Your big singleplayer and online titles give you plenty of worlds to disappear into, but party games offer their own form of escapism. Instead of leaving the world outside and settling into your own little universe, party games drag everyone else in with you. It lets a whole bevy of players form a little bubble of ludicrous waggling and spinning drumsticks. The escapism offered by the successful kick-off of a round of party gaming doesn’t escape the world like you’d expect, but instead lets a small group of players escape awkwardness and unfamiliarity.

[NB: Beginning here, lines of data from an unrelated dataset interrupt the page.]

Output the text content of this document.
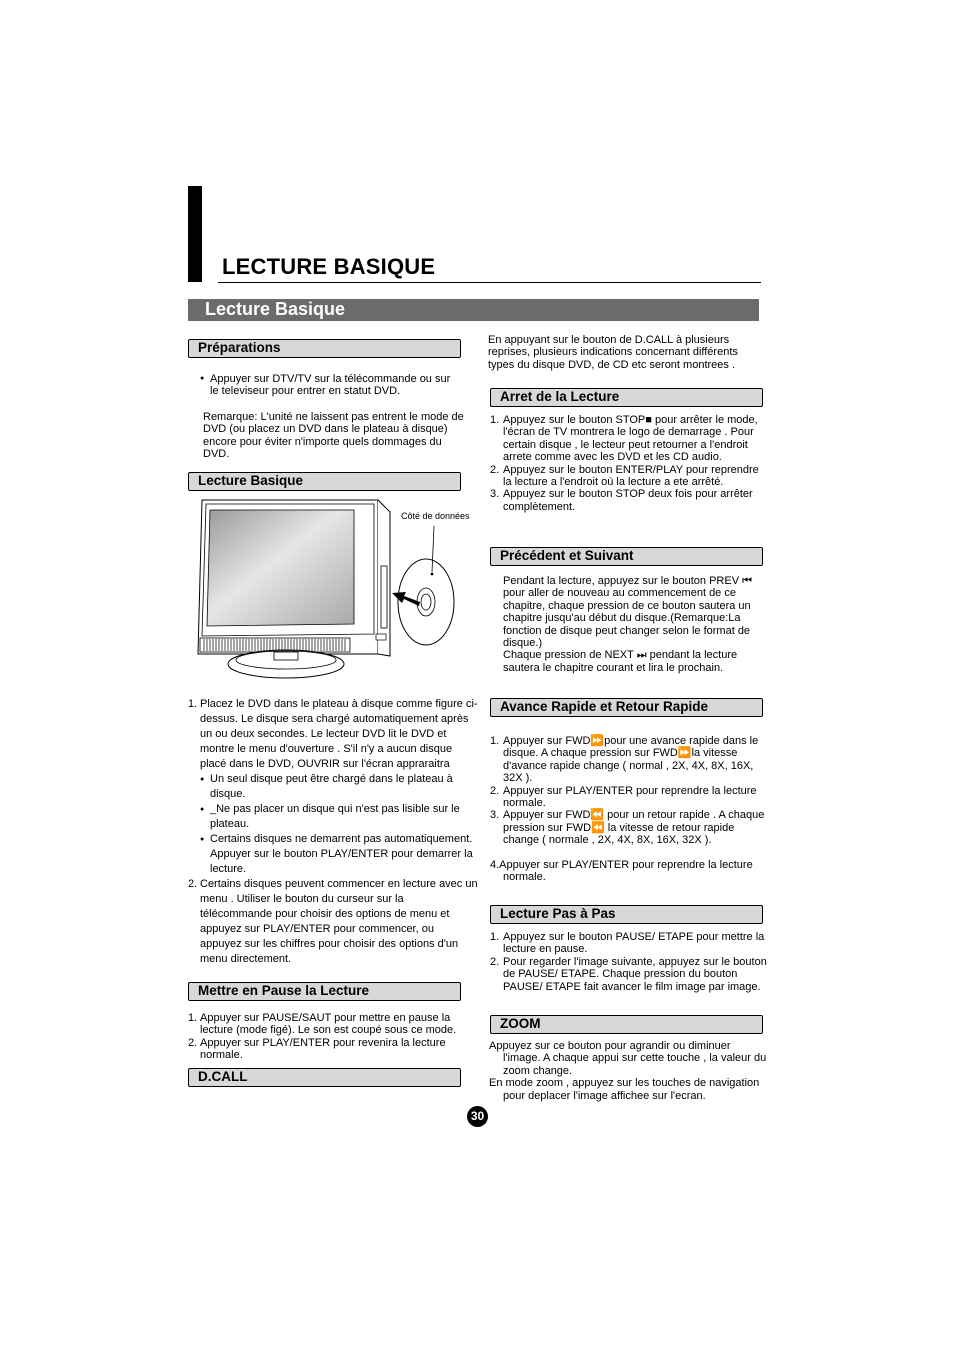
LECTURE BASIQUE
Lecture Basique
Préparations
● Appuyer sur DTV/TV sur la télécommande ou sur le televiseur pour entrer en statut DVD.
Remarque: L'unité ne laissent pas entrent le mode de DVD (ou placez un DVD dans le plateau à disque) encore pour éviter n'importe quels dommages du DVD.
Lecture Basique
Côté de données
1. Placez le DVD dans le plateau à disque comme figure ci-dessus. Le disque sera chargé automatiquement après un ou deux secondes. Le lecteur DVD lit le DVD et montre le menu d'ouverture . S'il n'y a aucun disque placé dans le DVD, OUVRIR sur l'écran appraraitra
● Un seul disque peut être chargé dans le plateau à disque.
● _Ne pas placer un disque qui n'est pas lisible sur le plateau.
● Certains disques ne demarrent pas automatiquement. Appuyer sur le bouton PLAY/ENTER pour demarrer la lecture.
2. Certains disques peuvent commencer en lecture avec un menu . Utiliser le bouton du curseur sur la télécommande pour choisir des options de menu et appuyez sur PLAY/ENTER pour commencer, ou appuyez sur les chiffres pour choisir des options d'un menu directement.
Mettre en Pause la Lecture
1. Appuyer sur PAUSE/SAUT pour mettre en pause la lecture (mode figé). Le son est coupé sous ce mode.
2. Appuyer sur PLAY/ENTER pour revenira la lecture normale.
D.CALL
En appuyant sur le bouton de D.CALL à plusieurs reprises, plusieurs indications concernant différents types du disque DVD, de CD etc seront montrees .
Arret de la Lecture
1. Appuyez sur le bouton STOP■ pour arrêter le mode, l'écran de TV montrera le logo de demarrage . Pour certain disque , le lecteur peut retourner a l'endroit arrete comme avec les DVD et les CD audio.
2. Appuyez sur le bouton ENTER/PLAY pour reprendre la lecture a l'endroit où la lecture a ete arrêté.
3. Appuyez sur le bouton STOP deux fois pour arrêter complètement.
Précédent et Suivant
Pendant la lecture, appuyez sur le bouton PREV ⏮ pour aller de nouveau au commencement de ce chapitre, chaque pression de ce bouton sautera un chapitre jusqu'au début du disque.(Remarque:La fonction de disque peut changer selon le format de disque.)
Chaque pression de NEXT ⏭ pendant la lecture sautera le chapitre courant et lira le prochain.
Avance Rapide et Retour Rapide
1. Appuyer sur FWD⏩pour une avance rapide dans le disque. A chaque pression sur FWD⏩la vitesse d'avance rapide change ( normal , 2X, 4X, 8X, 16X, 32X ).
2. Appuyer sur PLAY/ENTER pour reprendre la lecture normale.
3. Appuyer sur FWD⏪ pour un retour rapide . A chaque pression sur FWD⏪ la vitesse de retour rapide change ( normale , 2X, 4X, 8X, 16X, 32X ).
4.Appuyer sur PLAY/ENTER pour reprendre la lecture normale.
Lecture Pas à Pas
1. Appuyez sur le bouton PAUSE/ ETAPE pour mettre la lecture en pause.
2. Pour regarder l'image suivante, appuyez sur le bouton de PAUSE/ ETAPE. Chaque pression du bouton PAUSE/ ETAPE fait avancer le film image par image.
ZOOM
Appuyez sur ce bouton pour agrandir ou diminuer l'image. A chaque appui sur cette touche , la valeur du zoom change.
En mode zoom , appuyez sur les touches de navigation pour deplacer l'image affichee sur l'ecran.
30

When you get a group together, be it strangers or close friends, party games will constantly provide you a chemical reaction of downright solid awesome. Complete strangers are belting out Beatles songs and taking turns trying to learn how those funky drum pads work. Players are trying to use the Wiimote in a burst of vague instructions from Wario to somehow make a cat not sleep or to slap a brick wall. Hardcore gamers are teaching those completely foreign to the whole idea of a controller how to play games, and casual players are blue-turtle-shelling the crap out of otherwise dedicated console enthusiasts. It’s often so perfect, I become concerned Nintendo’s marketing department is hiding behind a bookshelf, recording these events for their next commercial.
But this is why these games work so well in a party environment. When the game’s boundaries are consistently unfair, the player just simply can’t become invested in the competition. They have to accept the anarchy of rules and instead get lost in the experience. This is precisely why options like No Fail Mode exist. Goals become secondary to the journey.